RWANDA-ETHIOPIA-GENOCIDE-ANNIVERSARY Rwanda's President Paul Kagame (R) welcomes Ethiopia's Prime Minister Abiy Ahmed who will attend for the 25th Commemoration of the 1994 Genocide against the Tutsi | AFP

It has been 25 years since over 800,000 people were slaughter in a genocide in Rwanda. The country marked the beginning of 100 days of mourning for all the lives lost in the horrific incident.

President Paul Kagame will start a week of commemoration activities by lighting a remembrance flame at the Kigali Genocide Memorial, where more than 250,000 victims are believed to be buried, mainly from the Tutsi people.

Hutus, the dominant community in Rwanda turned on the Tutsi community, whom they considered traitors, killing people from the community over a period of 100 days. They killed quite a few from the Hutu community too, moderates who opposed killing of Tutsis to begin with.

The attack began on April 7, 1994, the day after the assassination of President Juvenal Habyarimana, a Hutu. After lighting the flame, Kagame is expected to make a key speech at the Kigali Convention Centre, a dome-shaped auditorium in the centre of the capital, a modern building emblematic of the regeneration of Rwanda since its dark days in 1994. The perpetrators and survivors now live side by side and have helped regenerate the state over the years.

During the genocide, political and military leaders even encouraged rape to further destroy the ethnic minority. It did to an extend, for rapes and gang-rapes suffered by women led to spread of AIDS. Children born out of the assaults were stigmatized as “children of the killers.” The minority group now form just 14 per cent of the population.

To mark the anniversary of the genocide, Kagame will then preside over a vigil at the country's main football ground.

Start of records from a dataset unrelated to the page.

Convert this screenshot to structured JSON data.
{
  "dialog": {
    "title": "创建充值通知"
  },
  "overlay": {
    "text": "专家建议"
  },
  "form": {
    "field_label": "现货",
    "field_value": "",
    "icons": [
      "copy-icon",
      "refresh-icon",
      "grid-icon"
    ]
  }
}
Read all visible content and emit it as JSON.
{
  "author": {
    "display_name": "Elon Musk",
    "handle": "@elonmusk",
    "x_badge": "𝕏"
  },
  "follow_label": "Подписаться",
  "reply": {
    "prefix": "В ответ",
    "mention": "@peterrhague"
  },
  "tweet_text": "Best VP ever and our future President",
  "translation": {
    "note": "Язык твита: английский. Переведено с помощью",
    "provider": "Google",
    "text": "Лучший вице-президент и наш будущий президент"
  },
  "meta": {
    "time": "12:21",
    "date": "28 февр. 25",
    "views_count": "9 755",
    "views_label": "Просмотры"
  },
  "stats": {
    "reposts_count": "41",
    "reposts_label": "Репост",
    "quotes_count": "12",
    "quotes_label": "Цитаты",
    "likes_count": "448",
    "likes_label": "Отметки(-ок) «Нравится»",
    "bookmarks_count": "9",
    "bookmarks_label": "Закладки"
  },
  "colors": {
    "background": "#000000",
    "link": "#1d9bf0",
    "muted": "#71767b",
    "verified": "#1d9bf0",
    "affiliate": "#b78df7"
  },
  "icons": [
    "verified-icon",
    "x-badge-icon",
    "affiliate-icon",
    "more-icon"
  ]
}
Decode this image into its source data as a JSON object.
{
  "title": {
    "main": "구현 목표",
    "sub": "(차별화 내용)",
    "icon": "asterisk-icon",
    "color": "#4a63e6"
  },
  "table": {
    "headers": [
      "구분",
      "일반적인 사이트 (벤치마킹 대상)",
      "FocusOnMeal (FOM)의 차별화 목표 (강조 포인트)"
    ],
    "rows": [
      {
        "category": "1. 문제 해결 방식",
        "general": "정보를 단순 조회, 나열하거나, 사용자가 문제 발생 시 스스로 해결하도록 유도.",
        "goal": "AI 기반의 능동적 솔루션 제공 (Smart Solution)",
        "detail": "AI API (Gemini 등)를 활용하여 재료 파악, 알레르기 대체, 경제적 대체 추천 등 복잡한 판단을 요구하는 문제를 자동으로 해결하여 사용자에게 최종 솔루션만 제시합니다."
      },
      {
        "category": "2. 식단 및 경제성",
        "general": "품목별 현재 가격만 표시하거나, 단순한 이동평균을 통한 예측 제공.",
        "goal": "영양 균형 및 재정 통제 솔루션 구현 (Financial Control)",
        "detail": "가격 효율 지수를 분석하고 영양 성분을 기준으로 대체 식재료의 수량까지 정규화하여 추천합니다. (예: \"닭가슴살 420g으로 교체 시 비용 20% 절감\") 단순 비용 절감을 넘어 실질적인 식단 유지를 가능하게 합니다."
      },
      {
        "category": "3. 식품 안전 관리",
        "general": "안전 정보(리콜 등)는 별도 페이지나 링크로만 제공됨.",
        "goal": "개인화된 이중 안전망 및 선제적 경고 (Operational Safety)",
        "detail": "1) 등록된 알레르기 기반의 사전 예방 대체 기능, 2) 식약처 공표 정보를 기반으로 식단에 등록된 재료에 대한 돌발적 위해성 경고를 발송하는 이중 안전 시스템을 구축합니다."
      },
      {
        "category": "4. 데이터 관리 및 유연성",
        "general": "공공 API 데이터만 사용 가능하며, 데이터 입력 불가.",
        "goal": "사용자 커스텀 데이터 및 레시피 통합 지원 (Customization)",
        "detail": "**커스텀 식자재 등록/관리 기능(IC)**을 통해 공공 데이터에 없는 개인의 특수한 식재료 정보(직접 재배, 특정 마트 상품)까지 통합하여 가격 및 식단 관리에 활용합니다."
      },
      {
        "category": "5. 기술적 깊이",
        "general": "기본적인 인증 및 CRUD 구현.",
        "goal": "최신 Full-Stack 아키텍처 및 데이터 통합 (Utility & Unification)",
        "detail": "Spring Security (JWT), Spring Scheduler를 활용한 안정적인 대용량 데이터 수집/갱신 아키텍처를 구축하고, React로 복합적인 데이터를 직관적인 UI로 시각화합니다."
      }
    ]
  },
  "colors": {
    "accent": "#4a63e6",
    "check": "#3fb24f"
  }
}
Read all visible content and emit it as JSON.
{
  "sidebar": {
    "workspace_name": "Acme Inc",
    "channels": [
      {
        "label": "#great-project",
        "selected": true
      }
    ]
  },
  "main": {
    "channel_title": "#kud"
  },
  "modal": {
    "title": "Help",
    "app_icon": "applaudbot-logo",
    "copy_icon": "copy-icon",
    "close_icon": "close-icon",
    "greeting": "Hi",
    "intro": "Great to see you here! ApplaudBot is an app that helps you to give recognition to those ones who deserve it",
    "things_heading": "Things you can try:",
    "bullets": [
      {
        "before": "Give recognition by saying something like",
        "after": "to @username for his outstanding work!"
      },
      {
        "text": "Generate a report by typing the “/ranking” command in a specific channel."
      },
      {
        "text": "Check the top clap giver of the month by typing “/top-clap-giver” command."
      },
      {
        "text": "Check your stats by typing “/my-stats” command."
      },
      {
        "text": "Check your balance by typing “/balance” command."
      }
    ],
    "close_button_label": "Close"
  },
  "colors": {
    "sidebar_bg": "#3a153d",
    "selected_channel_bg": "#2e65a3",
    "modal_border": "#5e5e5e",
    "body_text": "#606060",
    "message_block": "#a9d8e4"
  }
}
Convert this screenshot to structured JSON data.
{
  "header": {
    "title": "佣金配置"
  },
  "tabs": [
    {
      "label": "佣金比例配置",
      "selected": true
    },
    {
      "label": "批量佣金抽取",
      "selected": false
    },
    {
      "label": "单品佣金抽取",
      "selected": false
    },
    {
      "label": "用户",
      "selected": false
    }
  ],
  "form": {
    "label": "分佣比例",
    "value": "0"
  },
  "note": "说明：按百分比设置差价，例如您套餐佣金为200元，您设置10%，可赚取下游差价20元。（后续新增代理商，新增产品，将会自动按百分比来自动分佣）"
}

Over the years, the east African nation has recovered economically, but the trauma still casts a dark shadow.

Some 10 leaders are expected to pay their respects, mostly from nations across the continent. Former colonial ruler Belgium is sending Prime Minister Charles Michel. But French President Emmanuel Macron is not attending, with France represented by Herve Berville, a 29-year old Rwandan-born member of parliament in Paris. Rwanda has accused France of being complicit in the genocide through its support for the Hutu-led government and of helping perpetrators escape.

Paris has consistently denied complicity in the bloodshed, though former president Nicolas Sarkozy in 2010 acknowledged France had made “serious errors of judgement”. On Friday, Macron appointed an expert panel to investigate France's actions at the time.